A study by engineers from the University of New South Wales proposes a freeway network design with exclusive lanes for autonomous vehicles (AVs).
Using computer modelling of mixed scenarios, they found dedicated lanes significantly improved the overall safety and traffic flow in a hybrid network of pedestrians, cyclists, automated vehicles and legacy vehicles, the study published in the Journal of Transportation Research Part C: Emerging Technologies.
If the road and transport network is not prepared for these vehicles when they enter the market, it will significantly hinder the travel experience of all road users, lead author Dr Shantanu Chakraborty from UNSW School of Civil and Environmental Engineering says.
“Traffic congestion costs the economy billions of dollars every year in all the extra time spent commuting.
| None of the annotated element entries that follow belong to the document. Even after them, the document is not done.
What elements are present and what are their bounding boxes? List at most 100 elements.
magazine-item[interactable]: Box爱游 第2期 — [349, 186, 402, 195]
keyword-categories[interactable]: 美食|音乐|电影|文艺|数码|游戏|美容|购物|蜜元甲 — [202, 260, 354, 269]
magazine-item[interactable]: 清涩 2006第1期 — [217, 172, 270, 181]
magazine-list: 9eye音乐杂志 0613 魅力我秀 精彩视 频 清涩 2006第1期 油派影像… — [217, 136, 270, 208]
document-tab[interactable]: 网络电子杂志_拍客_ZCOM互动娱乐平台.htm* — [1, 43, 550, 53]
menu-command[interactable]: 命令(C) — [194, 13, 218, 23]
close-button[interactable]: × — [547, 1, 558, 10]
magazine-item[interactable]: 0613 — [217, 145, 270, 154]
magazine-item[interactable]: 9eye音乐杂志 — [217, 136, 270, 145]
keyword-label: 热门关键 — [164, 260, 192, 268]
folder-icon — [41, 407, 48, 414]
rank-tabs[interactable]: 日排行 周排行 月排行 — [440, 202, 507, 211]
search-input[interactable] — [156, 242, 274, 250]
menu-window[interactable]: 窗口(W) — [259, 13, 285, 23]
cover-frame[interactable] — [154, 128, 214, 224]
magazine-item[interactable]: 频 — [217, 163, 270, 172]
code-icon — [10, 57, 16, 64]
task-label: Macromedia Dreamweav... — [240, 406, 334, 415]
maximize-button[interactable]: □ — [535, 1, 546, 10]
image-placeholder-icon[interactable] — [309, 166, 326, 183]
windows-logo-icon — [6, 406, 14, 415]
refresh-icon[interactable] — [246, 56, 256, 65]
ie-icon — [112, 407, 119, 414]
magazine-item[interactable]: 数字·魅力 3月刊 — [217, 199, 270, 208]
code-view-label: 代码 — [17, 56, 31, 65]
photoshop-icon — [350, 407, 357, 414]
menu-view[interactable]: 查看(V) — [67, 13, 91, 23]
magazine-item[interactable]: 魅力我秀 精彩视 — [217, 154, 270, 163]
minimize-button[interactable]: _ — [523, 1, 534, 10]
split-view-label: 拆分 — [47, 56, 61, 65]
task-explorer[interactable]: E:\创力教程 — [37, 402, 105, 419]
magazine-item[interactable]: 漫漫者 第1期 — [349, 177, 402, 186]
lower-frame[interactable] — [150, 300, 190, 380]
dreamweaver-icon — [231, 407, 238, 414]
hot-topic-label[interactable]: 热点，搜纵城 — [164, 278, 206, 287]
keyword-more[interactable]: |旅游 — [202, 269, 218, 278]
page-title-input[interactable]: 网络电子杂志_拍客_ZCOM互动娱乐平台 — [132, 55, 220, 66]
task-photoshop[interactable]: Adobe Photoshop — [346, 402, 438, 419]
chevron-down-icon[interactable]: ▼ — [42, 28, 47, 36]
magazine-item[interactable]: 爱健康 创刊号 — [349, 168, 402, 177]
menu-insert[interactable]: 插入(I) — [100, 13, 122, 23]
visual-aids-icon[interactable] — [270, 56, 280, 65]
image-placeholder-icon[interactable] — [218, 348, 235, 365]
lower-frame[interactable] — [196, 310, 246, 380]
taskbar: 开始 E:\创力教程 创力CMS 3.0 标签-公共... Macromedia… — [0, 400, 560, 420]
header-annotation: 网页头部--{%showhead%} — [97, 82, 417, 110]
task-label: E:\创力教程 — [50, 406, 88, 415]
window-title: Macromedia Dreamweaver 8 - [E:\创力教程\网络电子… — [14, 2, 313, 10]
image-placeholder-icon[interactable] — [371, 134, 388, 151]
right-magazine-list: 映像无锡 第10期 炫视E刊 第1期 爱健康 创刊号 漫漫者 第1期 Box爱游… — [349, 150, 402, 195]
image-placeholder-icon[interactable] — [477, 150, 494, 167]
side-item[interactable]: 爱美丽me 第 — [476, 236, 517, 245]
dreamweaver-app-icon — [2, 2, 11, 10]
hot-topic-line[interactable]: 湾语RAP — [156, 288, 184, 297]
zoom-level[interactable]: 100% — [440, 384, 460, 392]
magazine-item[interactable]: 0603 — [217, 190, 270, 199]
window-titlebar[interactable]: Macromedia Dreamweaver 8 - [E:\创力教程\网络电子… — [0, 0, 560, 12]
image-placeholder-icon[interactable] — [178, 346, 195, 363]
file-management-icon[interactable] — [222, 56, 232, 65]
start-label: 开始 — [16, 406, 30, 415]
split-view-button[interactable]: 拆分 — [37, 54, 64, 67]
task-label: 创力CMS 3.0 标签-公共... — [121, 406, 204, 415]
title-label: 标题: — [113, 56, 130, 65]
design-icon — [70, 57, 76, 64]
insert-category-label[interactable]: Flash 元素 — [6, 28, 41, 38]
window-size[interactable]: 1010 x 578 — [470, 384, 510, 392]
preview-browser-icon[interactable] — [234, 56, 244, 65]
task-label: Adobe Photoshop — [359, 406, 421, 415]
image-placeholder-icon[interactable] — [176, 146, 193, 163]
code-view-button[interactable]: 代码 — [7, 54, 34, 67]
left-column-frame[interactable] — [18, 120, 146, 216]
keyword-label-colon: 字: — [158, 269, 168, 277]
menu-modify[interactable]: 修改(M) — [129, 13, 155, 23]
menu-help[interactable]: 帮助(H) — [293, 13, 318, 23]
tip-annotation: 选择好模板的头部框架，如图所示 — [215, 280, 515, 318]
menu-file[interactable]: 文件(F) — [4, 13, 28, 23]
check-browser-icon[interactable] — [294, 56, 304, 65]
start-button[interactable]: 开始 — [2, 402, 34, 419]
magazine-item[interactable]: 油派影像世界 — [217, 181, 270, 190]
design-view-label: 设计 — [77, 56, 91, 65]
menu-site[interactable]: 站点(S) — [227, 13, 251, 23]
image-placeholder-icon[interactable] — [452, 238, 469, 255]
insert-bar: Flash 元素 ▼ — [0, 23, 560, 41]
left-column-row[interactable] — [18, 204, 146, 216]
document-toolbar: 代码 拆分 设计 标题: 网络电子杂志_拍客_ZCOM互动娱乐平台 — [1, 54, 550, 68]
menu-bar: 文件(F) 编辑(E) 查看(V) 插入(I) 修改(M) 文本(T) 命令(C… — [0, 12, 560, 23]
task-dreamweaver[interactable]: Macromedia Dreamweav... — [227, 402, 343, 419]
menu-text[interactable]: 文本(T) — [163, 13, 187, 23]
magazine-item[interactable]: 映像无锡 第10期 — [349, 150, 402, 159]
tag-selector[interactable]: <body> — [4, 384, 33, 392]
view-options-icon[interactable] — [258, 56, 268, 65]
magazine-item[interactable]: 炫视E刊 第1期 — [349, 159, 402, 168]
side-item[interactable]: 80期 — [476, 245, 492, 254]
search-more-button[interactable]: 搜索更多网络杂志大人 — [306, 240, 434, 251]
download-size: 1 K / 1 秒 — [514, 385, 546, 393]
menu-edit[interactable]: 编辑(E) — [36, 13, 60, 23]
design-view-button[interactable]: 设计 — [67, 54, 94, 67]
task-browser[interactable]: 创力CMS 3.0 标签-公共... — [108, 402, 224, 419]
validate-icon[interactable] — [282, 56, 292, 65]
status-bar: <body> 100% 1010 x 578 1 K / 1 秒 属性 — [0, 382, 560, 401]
The proposed model will help minimise interaction with legacy vehicles and reduce overall congestion on the road,” he says.
“The mix of autonomous vehicles and legacy vehicles will cause issues on the road network unless there is proper modelling during this transition phase. If we get caught out and we’re not ready, we won’t reap the full benefits of the technology behind these autonomous vehicles.”
Adding an exclusive lane for autonomous vehicles means removing a lane from legacy drivers – so this may cause a little disruption, he says.
“If you look at our existing network, we already have something similar with dedicated bus lanes – so we’re not reinventing the wheel here.
“Freeways are also the best network of car lanes to trial as they have dedicated entry and exit points where drivers can automatically switch on and off their automated features.”
AVs not only have the potential to provide cost-effective mobility options, but road users can reap the benefits of reduced congestion.
Chakraborty says road users can activate the autopilot features of their vehicles while they are in these exclusive lanes. The automation of movement of the vehicles means the flow of traffic would significantly improve in these lanes as drivers are not solely relying on their attention and reaction time to traffic conditions.
“Say you’re sitting in traffic and the traffic light turns green, the driver doesn’t instantaneously take off that second; there is usually a response time before you press on the pedal and the car moves,” he says.
“Then the driver behind you reacts and so forth and by this stage, there has been some time passed.
“However, with autonomous vehicles, the movement is more coordinated because the vehicles are fitted with sensors. When the signal turns green, all the vehicles move simultaneously which will improve traffic flow and reduce congestion.”
Chakraborty says variable signboards could be used to change the lane designation based on the traffic condition at the time. This will mean during peak hours roads can be used more efficiently depending on the traffic conditions at the time.
“Our modelling accounts for changing traffic conditions. For example, during non-peak hour times when we don’t need a lane for autonomous vehicles, we can have all lanes open for legacy vehicles,” he says.
“Due to the minimal infrastructure, our proposed model also has the potential to design ramp metering for freeway networks to help regulate the flow of traffic during peak hours.”
Similar to existing high-occupancy lanes, transit lanes or T2 or T3 lanes, a fine can be applied when drivers of legacy vehicles enter AV dedicated lanes, Chakraborty says.
“Like any other road rules, we can only trust that drivers obey the signs and road rules.”
Chakraborty won the Aspire Award in UNSW’s Three Minute Thesis competition last year, presenting his work on lanes for self-driving vehicles.